The text from my sister made me gasp. It was a photo of a muddied badge, “351 GT”, on a burgundy-coloured background. But even after nearly four decades, the recognition was so immediate that I said out loud: “Nev’s car.”

Many will have guessed that my late stepfather’s car was a Falcon GT. In fact, it was an XA GT hardtop, one of only 120 with the RPO 83 equipment from the stillborn Phase IV, and the sole XA GT delivered in Sogo Port Wine, a Fairlane colour.

The image linked to an online story about this barn find GT that had been wheeled out of a shed in rural Queensland for the first time since 1991 and was now, in May 2021, the subject of an online auction.

The car even made the television news, mainly because less than 12 months earlier, a rattier XA GT RPO 83 barn find dubbed the “Chicken Coupe” (pictured), had fetched just over $300,000 at auction.

What was news to me, as I started to read more online about it, were the gushing phrases like “one-owner”, “time capsule”, “purchased new by our seller …”

XA Falcon GT Hardtop rear
Falcon XA GT hardtop

There was even an interview with the very elderly owner, whose name I recognised at once, recounting the day he bought the car from a Sydney dealer. None of which was how I or my sisters remember it.

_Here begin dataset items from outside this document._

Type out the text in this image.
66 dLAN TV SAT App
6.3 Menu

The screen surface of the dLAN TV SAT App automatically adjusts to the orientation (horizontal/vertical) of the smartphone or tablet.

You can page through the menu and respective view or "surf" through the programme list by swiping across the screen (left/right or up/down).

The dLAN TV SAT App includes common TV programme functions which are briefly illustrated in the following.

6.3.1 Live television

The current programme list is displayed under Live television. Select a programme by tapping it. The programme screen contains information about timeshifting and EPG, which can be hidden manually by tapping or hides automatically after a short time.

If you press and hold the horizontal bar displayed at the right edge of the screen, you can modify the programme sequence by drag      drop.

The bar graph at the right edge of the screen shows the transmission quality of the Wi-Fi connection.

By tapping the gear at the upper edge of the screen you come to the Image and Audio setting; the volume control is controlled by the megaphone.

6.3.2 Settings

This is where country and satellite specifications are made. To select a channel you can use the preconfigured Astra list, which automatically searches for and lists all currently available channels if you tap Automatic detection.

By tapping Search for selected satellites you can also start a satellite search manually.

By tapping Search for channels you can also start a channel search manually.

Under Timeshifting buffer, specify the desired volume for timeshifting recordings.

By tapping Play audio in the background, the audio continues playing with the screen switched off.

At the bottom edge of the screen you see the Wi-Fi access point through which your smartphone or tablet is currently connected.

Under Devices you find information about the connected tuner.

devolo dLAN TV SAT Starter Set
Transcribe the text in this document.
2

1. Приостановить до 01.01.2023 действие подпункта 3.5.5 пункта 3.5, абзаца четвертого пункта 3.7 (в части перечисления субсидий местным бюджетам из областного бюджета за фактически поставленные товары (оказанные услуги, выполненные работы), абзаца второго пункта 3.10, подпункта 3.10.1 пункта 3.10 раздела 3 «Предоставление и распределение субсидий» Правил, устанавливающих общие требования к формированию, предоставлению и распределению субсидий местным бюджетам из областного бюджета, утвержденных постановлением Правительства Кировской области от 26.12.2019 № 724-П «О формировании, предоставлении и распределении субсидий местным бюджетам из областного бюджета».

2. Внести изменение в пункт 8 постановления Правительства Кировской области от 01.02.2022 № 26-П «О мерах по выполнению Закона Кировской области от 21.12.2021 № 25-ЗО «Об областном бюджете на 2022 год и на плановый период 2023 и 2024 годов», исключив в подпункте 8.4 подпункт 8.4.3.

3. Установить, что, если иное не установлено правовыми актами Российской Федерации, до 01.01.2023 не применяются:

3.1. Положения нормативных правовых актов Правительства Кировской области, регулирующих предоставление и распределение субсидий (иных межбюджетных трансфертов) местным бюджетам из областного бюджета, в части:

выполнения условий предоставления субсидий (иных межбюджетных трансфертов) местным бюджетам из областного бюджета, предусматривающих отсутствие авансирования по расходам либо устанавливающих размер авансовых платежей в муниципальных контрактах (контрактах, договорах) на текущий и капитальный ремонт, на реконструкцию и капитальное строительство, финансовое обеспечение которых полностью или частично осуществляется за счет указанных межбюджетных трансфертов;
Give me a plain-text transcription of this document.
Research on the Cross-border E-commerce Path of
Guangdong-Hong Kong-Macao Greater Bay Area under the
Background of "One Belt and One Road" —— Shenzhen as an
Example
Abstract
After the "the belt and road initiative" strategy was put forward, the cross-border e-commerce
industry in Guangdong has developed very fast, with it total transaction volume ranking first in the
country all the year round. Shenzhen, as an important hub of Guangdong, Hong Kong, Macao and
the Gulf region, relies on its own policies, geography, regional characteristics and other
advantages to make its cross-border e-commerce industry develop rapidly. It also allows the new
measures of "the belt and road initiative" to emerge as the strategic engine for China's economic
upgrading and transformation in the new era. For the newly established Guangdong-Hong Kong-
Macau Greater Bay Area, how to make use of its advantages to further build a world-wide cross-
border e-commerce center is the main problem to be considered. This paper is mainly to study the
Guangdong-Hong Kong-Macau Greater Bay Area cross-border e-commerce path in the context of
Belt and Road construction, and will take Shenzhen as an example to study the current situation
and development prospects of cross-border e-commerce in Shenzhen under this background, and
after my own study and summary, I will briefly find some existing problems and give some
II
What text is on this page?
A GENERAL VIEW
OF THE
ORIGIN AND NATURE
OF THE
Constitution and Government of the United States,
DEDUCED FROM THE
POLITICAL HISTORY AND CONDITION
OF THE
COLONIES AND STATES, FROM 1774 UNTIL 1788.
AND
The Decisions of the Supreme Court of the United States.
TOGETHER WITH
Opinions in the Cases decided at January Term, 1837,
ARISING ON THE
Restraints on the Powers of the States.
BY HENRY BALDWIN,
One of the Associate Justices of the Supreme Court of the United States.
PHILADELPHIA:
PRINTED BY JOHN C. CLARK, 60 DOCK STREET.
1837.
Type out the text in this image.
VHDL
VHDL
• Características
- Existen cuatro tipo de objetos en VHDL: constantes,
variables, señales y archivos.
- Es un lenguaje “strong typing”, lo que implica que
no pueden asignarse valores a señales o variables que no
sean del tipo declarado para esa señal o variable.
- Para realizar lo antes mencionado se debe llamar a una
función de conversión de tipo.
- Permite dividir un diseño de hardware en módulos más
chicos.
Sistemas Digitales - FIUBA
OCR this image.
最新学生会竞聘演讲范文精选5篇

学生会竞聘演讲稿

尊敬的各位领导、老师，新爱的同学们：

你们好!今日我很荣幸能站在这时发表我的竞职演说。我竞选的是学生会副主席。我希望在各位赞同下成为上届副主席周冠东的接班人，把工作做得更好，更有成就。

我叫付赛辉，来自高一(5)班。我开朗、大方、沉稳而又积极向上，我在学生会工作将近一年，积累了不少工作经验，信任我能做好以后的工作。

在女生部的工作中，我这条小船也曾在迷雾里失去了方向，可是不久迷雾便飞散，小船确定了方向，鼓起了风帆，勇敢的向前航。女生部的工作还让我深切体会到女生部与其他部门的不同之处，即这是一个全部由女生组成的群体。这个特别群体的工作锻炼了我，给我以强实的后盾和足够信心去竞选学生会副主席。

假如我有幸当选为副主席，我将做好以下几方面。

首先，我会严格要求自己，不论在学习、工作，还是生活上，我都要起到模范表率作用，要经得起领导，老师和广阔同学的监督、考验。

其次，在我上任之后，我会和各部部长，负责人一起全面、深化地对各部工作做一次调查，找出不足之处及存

In the early 1970s, my step-dad, Nev Harlow, was the NSW distributor for the SA-based Magnum and Globe alloy wheel brands. He would soon start an even more successful 4WD wheel and accessory business, Sunraysia.

It’s part of family lore how, in late 1973, Nev was driving along Sydney’s Canterbury Road when this brand new GT hardtop outside Nuford Motors caught his eye. Nev knew his GTs and the non-Falcon colour got his attention.

A look under the bonnet revealed it as an RPO 83. Best of all, the salesman had no idea how special this GT was. Nev bought it on the spot.

He always said there could be no better touring car in the world for his regular trips between Sydney and Adelaide, the big 5.8-litre V8 galloping across the grasslands at an effortless 120mph. Nev died in 1999, but I still like to imagine him, focused and smiling, out on the Hay Plain in the glow of the
dashboard lights.

Modern Motor even did a story on Nev and his GT in 1976, a one-pager about an owner who’d found his perfect car. It detailed his mods of a high-rise inlet manifold, new Holley 780 carb, Mallory ignition, front and rear sway bars, Magnum alloys and, perhaps uniquely, a custom bullbar. Inside he’d added Recaro seats and a Mk.IV under-dash air conditioner.

All up, the GT owed him around $5500.

In the article, Nev said there was no way he’d get rid of the “old car” (it was only two years old) for a new one.

I suppose never saying never also applies to “no way”, because towards the end of the 1970s he did let it go. Recollections as to what prompted this decision again vary between my family and the seller’s. But what’s certain is that Alan, Nev’s loyal general manager at Sunraysia, had always loved and wanted the GT.

Sunraysia was going gangbusters, with a fl eet of decked-out 4WDs, and Nev had just imported a 400ci Chevrolet K5 Blazer for himself. By selling the GT to Alan, he got to keep it close.

Alan was just as proud an owner, right up until he parked it in that Queensland shed in 1991.

All of which left me, 30 years later, with a quandary. I’m compelled to learn the histories of old cars and motorcycles when I buy them. But do I contact the guy who’d just paid $276,000 for his “one owner, time capsule” and tell him my story?

Yeah, well, I did – and fittingly, he’s as decent a bloke as the previous two owners. He’d already figured there was more to it, a non-issue had the manuals not gone missing. He was just stoked to have the car. And I believe Alan would have been delighted that it moved on; he passed away only 10 months after the sale.

I have an open invitation to drive the car, which I never did in period. I reckon it ended up as a good-news story.